Prairie Equipment List
Sharptail and prairie chicken hunting is like any other upland pursuit, but there are some gear considerations you might make for the prairie environment.
A 12-gauge is fine, but prairie grouse don’t require a lot of firepower. Your lightweight 20-gauge will likely suit you better.
Pack well broken-in boots with aggressive tread to grip the gumbo soil after a splash-and-dash rain event.
Bring along plenty of water or a bladder hydration system, plus extra for your dogs. The prairie is big and can be hot in early fall, with temperatures possibly nearing 100 degrees.
Brush pants or chaps are a good idea to thwart dried, sharp grasses.
A hunting vest with plenty of pockets or a small backpack is recommended to carry extra supplies like water.
Bring along first aid for you and your dog, plus a tweezer to remove irritating prickly pear cactus spines.

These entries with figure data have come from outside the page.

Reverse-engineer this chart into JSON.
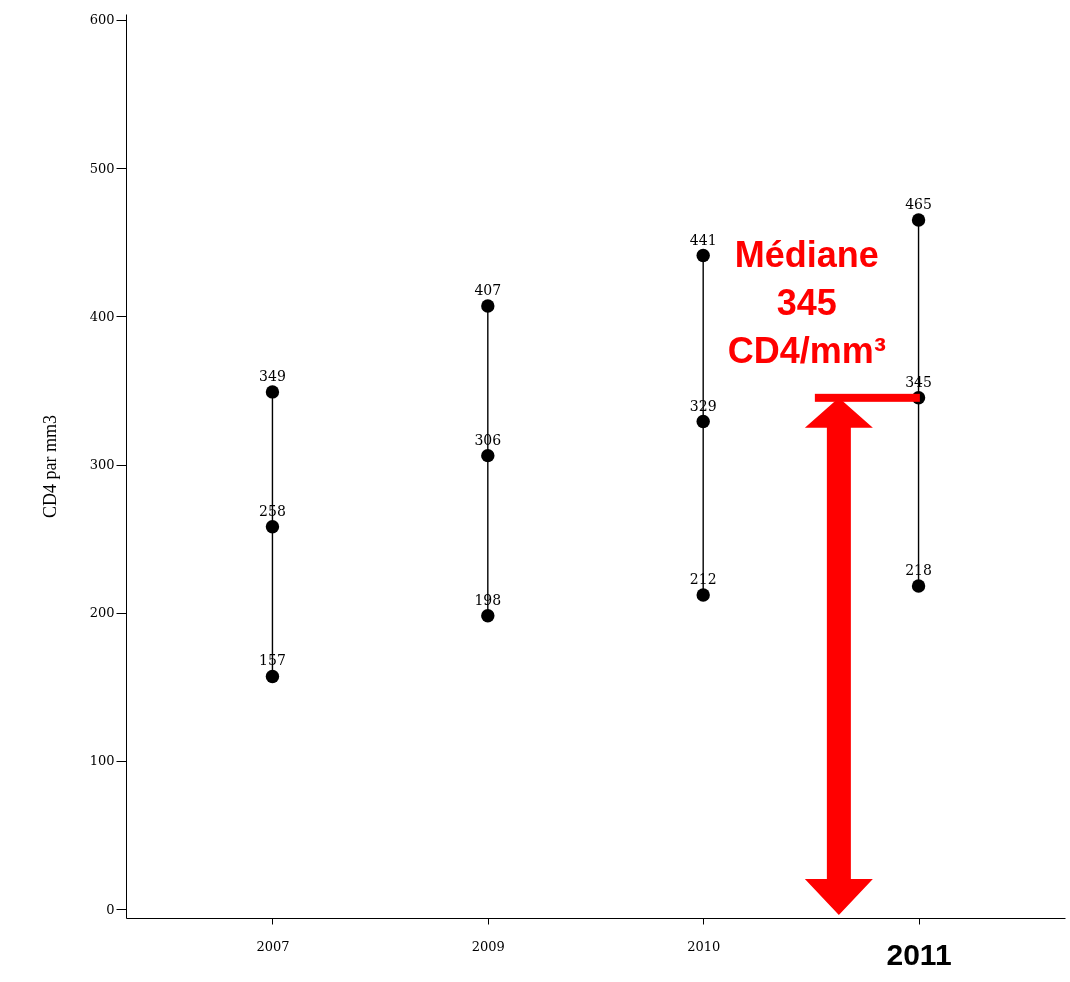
{
  "chart_data": {
    "type": "scatter",
    "ylabel": "CD4 par mm3",
    "categories": [
      "2007",
      "2009",
      "2010",
      "2011"
    ],
    "series": [
      {
        "color": "#000000",
        "values": [
          157,
          198,
          212,
          218
        ]
      },
      {
        "color": "#000000",
        "values": [
          258,
          306,
          329,
          345
        ]
      },
      {
        "color": "#000000",
        "values": [
          349,
          407,
          441,
          465
        ]
      }
    ],
    "data_labels": true,
    "marker": "circle",
    "ylim": [
      -6,
      604
    ],
    "yticks": [
      0,
      100,
      200,
      300,
      400,
      500,
      600
    ],
    "grid": false,
    "annotations": [
      "Médiane\n345\nCD4/mm³"
    ]
  }
}
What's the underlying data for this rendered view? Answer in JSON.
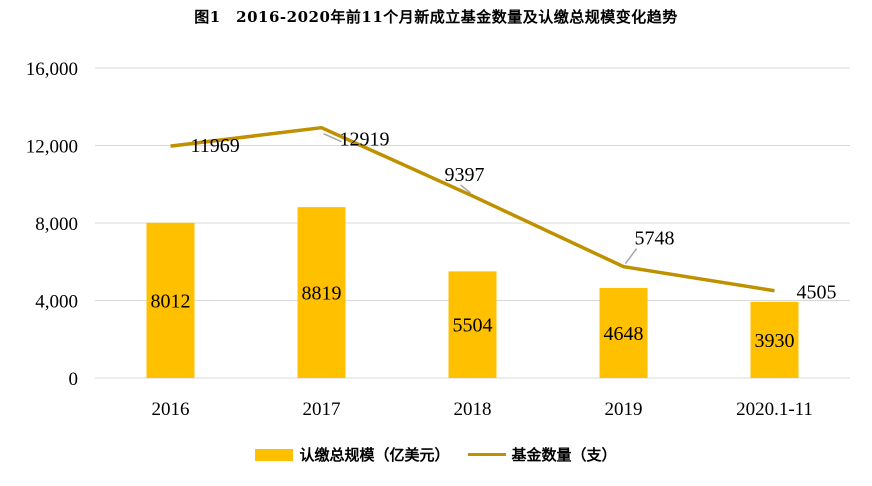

Consider snake boots or a rattlesnake vaccine for your dog if you fear these slithering reptiles. Most rattlesnakes avoid you, but you never know, and prairie rattlers inhabit the area.
Lastly, have a hunting app installed on your smartphone that shows property boundaries.
Identify Prairie Grouse Habitat
The prairie has an ocean sameness that Lewis and Clark and Laura Ingalls Wilder have famously described. Finding prairie grouse in this sameness can be challenging. First, look for swaths of prairie that have not been overgrazed. Prairie grouse prefer areas with grass short enough to peer over but high enough to offer concealment. Next, scan for public lands adjacent to deeded agriculture. Sharptails and prairie chickens will converge on grain when available.
During a heatwave, hunt shady draws with brush and locate all water sources. Shade plus water equals birds on a hot day. An afternoon pass around a brushy reservoir could result in an easy limit.